Will readmission rates for each condition be weighted equally? The answer could be pivotal, because heart attack patients are much less likely to be readmitted than patients with heart failure or pneumonia and they incur readmission care costs that are one-fourth what is spent to treat heart failure or pneumonia readmissions, according to a 2007 Medicare Payment Advisory Commission (MedPAC) report.

CMS intends to clarify its definition of "aggregate payments for excess readmissions."

7. What is an "Applicable Hospital"?
CMS intends to define this term. For example, might an admission that results in a readmission to a cancer hospital be excluded? 

8.  What is the appeal process?
CMS is considering what aspects of readmission rates sent to hospitals for review prior to public release might be correctable, and will clarify its review and process.
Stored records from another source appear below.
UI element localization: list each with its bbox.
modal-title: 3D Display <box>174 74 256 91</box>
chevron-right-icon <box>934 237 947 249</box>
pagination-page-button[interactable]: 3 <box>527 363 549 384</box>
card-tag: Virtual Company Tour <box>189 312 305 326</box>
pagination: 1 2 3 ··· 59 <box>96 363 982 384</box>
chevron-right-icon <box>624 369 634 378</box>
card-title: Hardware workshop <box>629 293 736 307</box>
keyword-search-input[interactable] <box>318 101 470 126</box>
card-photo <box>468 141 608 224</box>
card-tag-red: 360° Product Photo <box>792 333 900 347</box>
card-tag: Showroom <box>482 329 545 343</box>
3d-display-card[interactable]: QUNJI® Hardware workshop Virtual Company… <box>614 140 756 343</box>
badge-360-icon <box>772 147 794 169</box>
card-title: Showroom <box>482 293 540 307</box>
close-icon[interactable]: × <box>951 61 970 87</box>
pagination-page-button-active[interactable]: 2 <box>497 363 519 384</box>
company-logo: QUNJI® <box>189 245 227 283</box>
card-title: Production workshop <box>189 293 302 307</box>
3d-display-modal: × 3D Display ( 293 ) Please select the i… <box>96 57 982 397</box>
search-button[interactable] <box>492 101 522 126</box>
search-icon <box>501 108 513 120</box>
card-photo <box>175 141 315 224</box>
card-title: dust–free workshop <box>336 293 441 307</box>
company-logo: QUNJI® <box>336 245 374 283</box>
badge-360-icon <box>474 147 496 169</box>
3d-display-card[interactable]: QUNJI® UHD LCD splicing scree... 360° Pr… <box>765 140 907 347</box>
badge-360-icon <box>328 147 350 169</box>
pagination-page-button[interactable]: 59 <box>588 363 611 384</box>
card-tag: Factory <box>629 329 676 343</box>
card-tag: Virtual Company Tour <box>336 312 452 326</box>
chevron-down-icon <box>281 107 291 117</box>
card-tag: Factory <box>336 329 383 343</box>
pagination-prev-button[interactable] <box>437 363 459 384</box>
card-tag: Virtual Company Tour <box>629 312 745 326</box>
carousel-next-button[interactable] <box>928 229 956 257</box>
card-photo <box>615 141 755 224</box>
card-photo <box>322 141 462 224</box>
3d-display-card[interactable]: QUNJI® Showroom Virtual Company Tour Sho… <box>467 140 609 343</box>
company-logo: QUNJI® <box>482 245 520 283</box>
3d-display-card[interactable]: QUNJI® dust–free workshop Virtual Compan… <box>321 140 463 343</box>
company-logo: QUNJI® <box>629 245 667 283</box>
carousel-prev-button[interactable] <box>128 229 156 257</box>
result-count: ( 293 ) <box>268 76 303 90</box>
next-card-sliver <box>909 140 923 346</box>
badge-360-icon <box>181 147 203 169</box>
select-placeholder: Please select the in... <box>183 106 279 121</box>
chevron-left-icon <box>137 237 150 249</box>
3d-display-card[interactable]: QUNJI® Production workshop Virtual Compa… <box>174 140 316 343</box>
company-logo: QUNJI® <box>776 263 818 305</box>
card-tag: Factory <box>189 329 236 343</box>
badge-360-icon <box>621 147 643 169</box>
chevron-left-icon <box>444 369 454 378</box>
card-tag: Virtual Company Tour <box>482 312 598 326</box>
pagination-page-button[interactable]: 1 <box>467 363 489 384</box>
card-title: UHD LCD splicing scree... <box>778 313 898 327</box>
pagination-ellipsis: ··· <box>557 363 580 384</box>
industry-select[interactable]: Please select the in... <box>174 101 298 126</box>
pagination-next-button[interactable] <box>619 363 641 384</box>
9. What future conditions will be added?
Four additional diagnoses account for 11.7% of all preventable readmissions, about 133,000 a year, according to a 2007 MedPAC report. They are:

The ACA specifies these four categories and others the HHS secretary deems appropriate may be added by FY2015. CMS is expected to signal which ones top their list.

10. How will CMS prevent hospitals from gaming the system?
CMS acknowledges the possibility that some hospitals might try various tactics to avoid excess readmission penalties, such as changing diagnostic codes to avoid identifying patients with AMI, heart failure, pneumonia, "systematic shifting, diversion or delays in care," might put pressure on emergency room staff not to admit patients within the 30-day window.

And although CMS has promised to monitor such practices to "minimize any unintended consequences" it has not explained how frequently or with what tools it intends to do so.